The family was away, and the housekeeper was busy getting ready for my lord and my lady who were expected that evening. Harry wrote down his name on a paper from his own pocket and laid it on a table in the hall; and then walked away, not caring to own how disappointed he was. No one had known him. Had any of his relatives ridden up to his house in Virginia, whether the master were present or absent, the guests would have been made welcome. Harry felt terribly alone. The inn folks did not know the name of Warrington. They told him before he went to bed that my lord Castlewood and his sister Lady Maria, and their stepmother the Countess, and her son Mr. William, had arrived at the Castle, and two hours later the Baroness Bernstein, my lord’s aunt. Harry remembered that the Baroness Bernstein was his mother’s half-sister, for Colonel Esmond’s wife was the mother of Beatrice Bernstein who had married a German baron, after marrying Bishop Tusher.
The Castlewoods were for letting their young American kinsman stay at his inn, but Madam Bernstein, of whom all the family stood in awe, at once insisted that Harry Warrington should be sent for, and on his arrival made much of him. As for the boy, he felt very grateful towards the lady who had received him so warmly.
Within six months Harry had fallen in love with Lady Maria, who was over forty. He was wealthy and, thanks to Gumbo, his servant, the extent of his estate had been greatly magnified by that cheerfullest of negroes. The Castlewoods professed themselves indifferent to the love-making that seemed to be going on between Harry and Maria, but Madam Bernstein was indignant.
“Do you remember,” she cried, with energy, “who the poor boy is, and what your house owes to its family?
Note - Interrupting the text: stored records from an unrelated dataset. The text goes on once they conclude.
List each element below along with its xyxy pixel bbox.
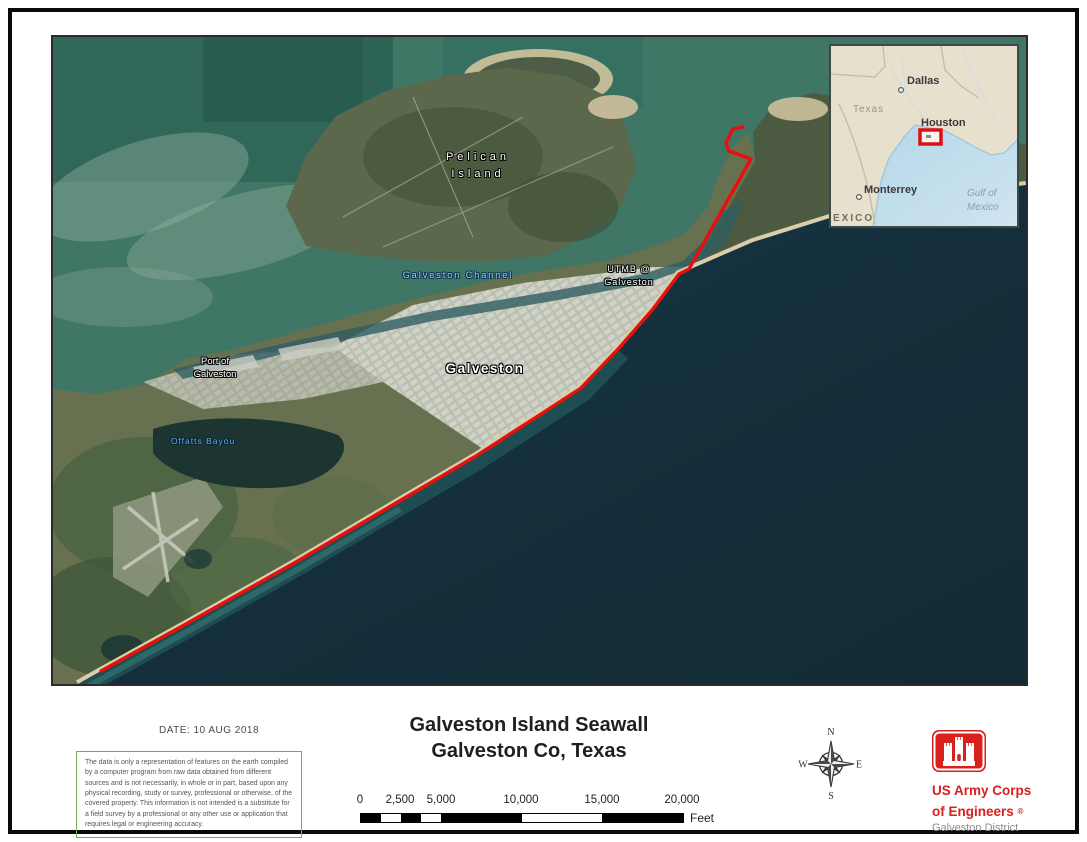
inset-label-gulf-line2: Mexico (967, 202, 999, 213)
disclaimer-box: The data is only a representation of fea… (76, 751, 302, 838)
logo-line2: of Engineers ® (932, 804, 1072, 819)
compass-rose-icon: N E S W (798, 725, 864, 806)
map-title-line2: Galveston Co, Texas (339, 738, 719, 764)
inset-label-houston: Houston (921, 117, 966, 129)
scale-label-10000: 10,000 (503, 794, 538, 806)
usace-logo: US Army Corps of Engineers ® Galveston D… (932, 730, 1072, 834)
map-title: Galveston Island Seawall Galveston Co, T… (339, 712, 719, 764)
inset-label-mexico: EXICO (833, 213, 874, 224)
inset-locator-map: Dallas Texas Houston Monterrey Gulf of M… (829, 44, 1019, 228)
scale-label-15000: 15,000 (584, 794, 619, 806)
scale-label-0: 0 (357, 794, 363, 806)
logo-district: Galveston District (932, 822, 1072, 834)
compass-n: N (827, 727, 834, 738)
compass-w: W (798, 760, 808, 771)
usace-castle-icon (932, 730, 986, 772)
map-title-line1: Galveston Island Seawall (339, 712, 719, 738)
compass-e: E (856, 760, 862, 771)
logo-line1: US Army Corps (932, 783, 1072, 798)
label-galveston: Galveston (446, 361, 525, 376)
inset-map-image: Dallas Texas Houston Monterrey Gulf of M… (831, 46, 1017, 226)
inset-label-dallas: Dallas (907, 75, 939, 87)
label-galveston-channel: Galveston Channel (403, 270, 514, 280)
dallas-dot (899, 88, 904, 93)
registered-mark: ® (1018, 807, 1024, 816)
scale-label-20000: 20,000 (664, 794, 699, 806)
inset-label-gulf-line1: Gulf of (967, 188, 998, 199)
compass-s: S (828, 791, 834, 801)
scale-label-2500: 2,500 (386, 794, 415, 806)
label-offatts-bayou: Offatts Bayou (171, 436, 235, 446)
page-border: Pelican Island Galveston Channel UTMB @ … (8, 8, 1079, 834)
map-date: DATE: 10 AUG 2018 (124, 725, 294, 736)
scale-bar: 0 2,500 5,000 10,000 15,000 20,000 Feet (360, 794, 710, 838)
monterrey-dot (857, 195, 862, 200)
label-port-of-galveston: Port of Galveston (194, 355, 237, 381)
inset-label-texas: Texas (853, 104, 884, 115)
scale-bar-graphic (360, 813, 684, 823)
inset-label-monterrey: Monterrey (864, 184, 918, 196)
scale-label-5000: 5,000 (427, 794, 456, 806)
scale-unit-label: Feet (690, 811, 714, 825)
label-pelican-island: Pelican Island (446, 149, 510, 183)
label-utmb-galveston: UTMB @ Galveston (604, 263, 654, 289)
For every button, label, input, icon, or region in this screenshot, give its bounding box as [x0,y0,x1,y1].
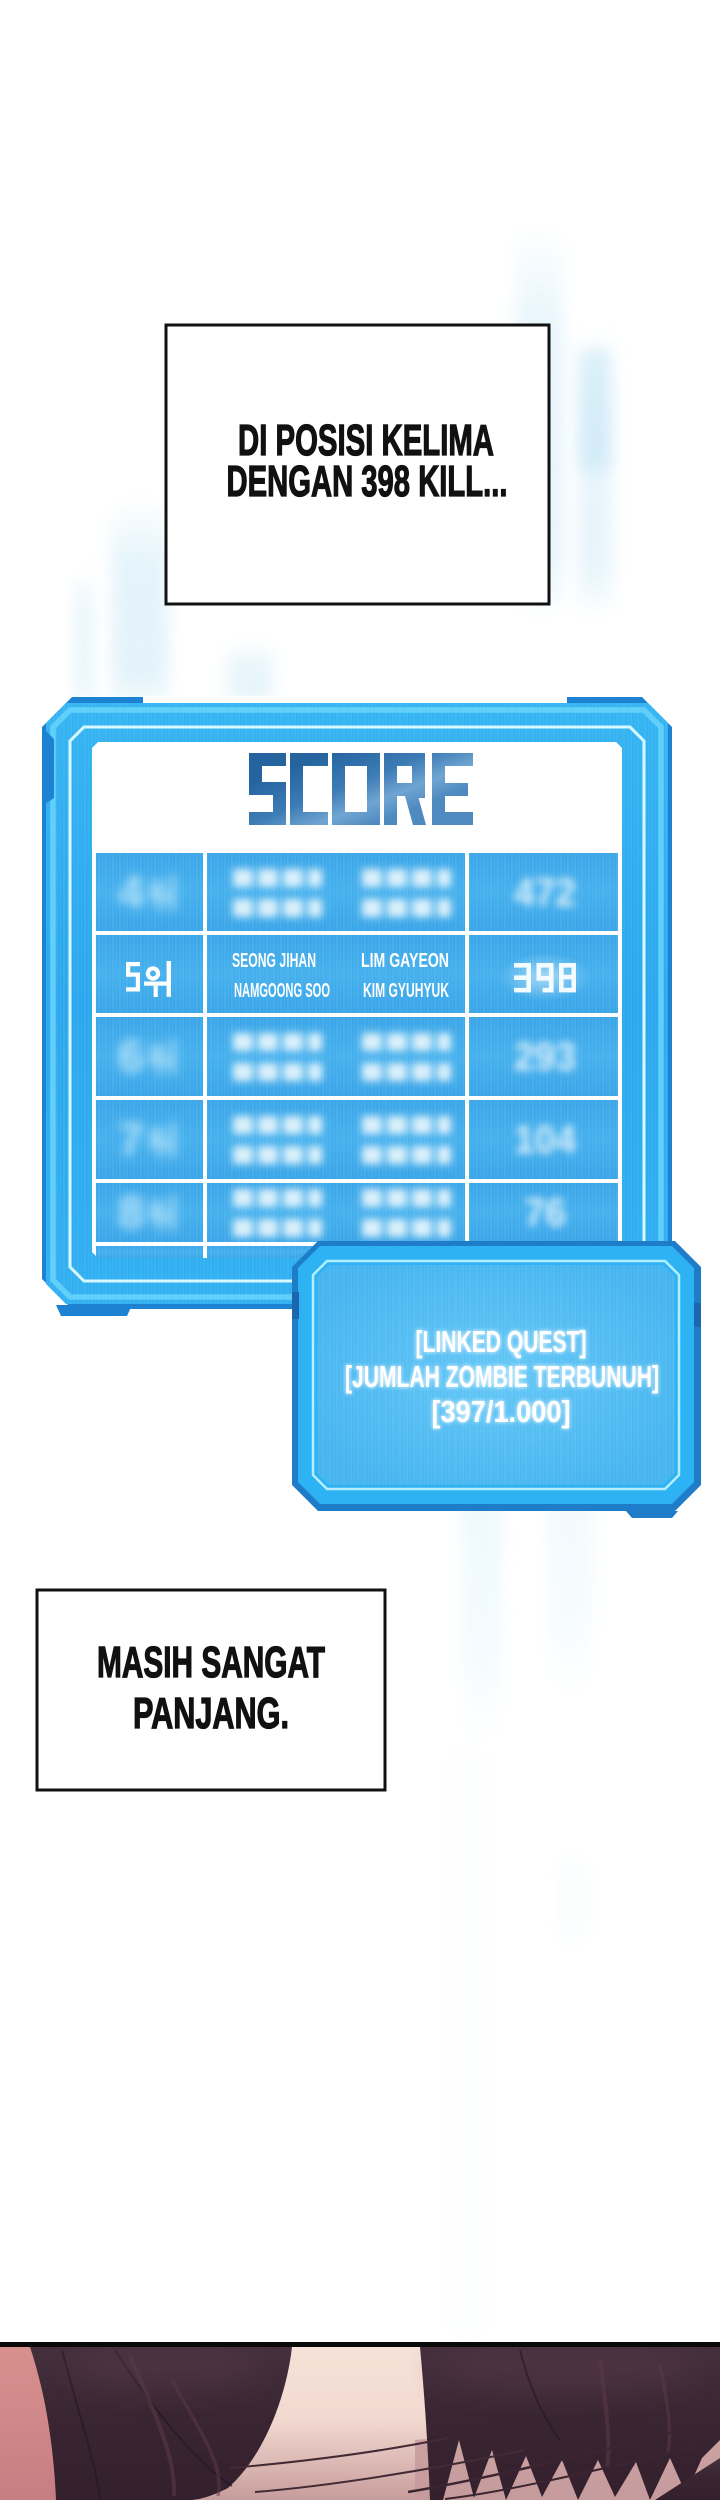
svg-text:472: 472 [514,871,576,915]
svg-text:PANJANG.: PANJANG. [133,1689,289,1738]
svg-text:[JUMLAH ZOMBIE TERBUNUH]: [JUMLAH ZOMBIE TERBUNUH] [345,1359,659,1394]
svg-text:MASIH SANGAT: MASIH SANGAT [97,1638,325,1687]
svg-text:6: 6 [118,1030,144,1082]
svg-text:7: 7 [118,1113,144,1165]
svg-text:104: 104 [514,1118,577,1162]
svg-text:[LINKED QUEST]: [LINKED QUEST] [416,1324,587,1359]
svg-text:293: 293 [514,1035,576,1079]
svg-text:KIM GYUHYUK: KIM GYUHYUK [363,980,449,1002]
svg-text:NAMGOONG SOO: NAMGOONG SOO [234,980,330,1002]
svg-text:76: 76 [524,1191,566,1235]
svg-text:LIM GAYEON: LIM GAYEON [361,950,449,972]
svg-text:8: 8 [118,1186,144,1238]
svg-text:SEONG JIHAN: SEONG JIHAN [232,950,316,972]
svg-text:DENGAN 398 KILL...: DENGAN 398 KILL... [227,457,508,506]
svg-text:4: 4 [118,866,144,918]
svg-text:[397/1.000]: [397/1.000] [432,1394,571,1429]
His grandfather gave up this estate, this title, this very castle, that you and yours might profit by it. And the reward for all this is that you talk of marrying him to a silly elderly creature, who might be his mother. He shan’t marry her.”
So Madam Bernstein, having tired of Castlewood, decided that Maria must accompany her to Tunbridge Wells and Harry was invited to act as escort, and to stay a day or two at the Wells. At the end of the first day’s travel, when they had just reached Farnham, poor Maria was ill, and her cheeks were yellow when she retired for the night.
“That absurd Maria!” says Madam Bernstein, playing piquet with Harry. “She never had a good constitution. I hope she intends to be well to-morrow morning. She was forty-one years old. All her upper teeth are false, and she can’t eat with them. How clumsily you deal, child!”
The next morning Lady Maria’s indisposition was over, but Harry was wretched. Then in the evening the horse Harry was riding, in the matter of which he had been cheated by his cousin Will, at Castlewood, came down on his knees and sent the rider over his head. Mr. Harry was picked up insensible and carried home into a house called Oakhurst that stood hard by the road.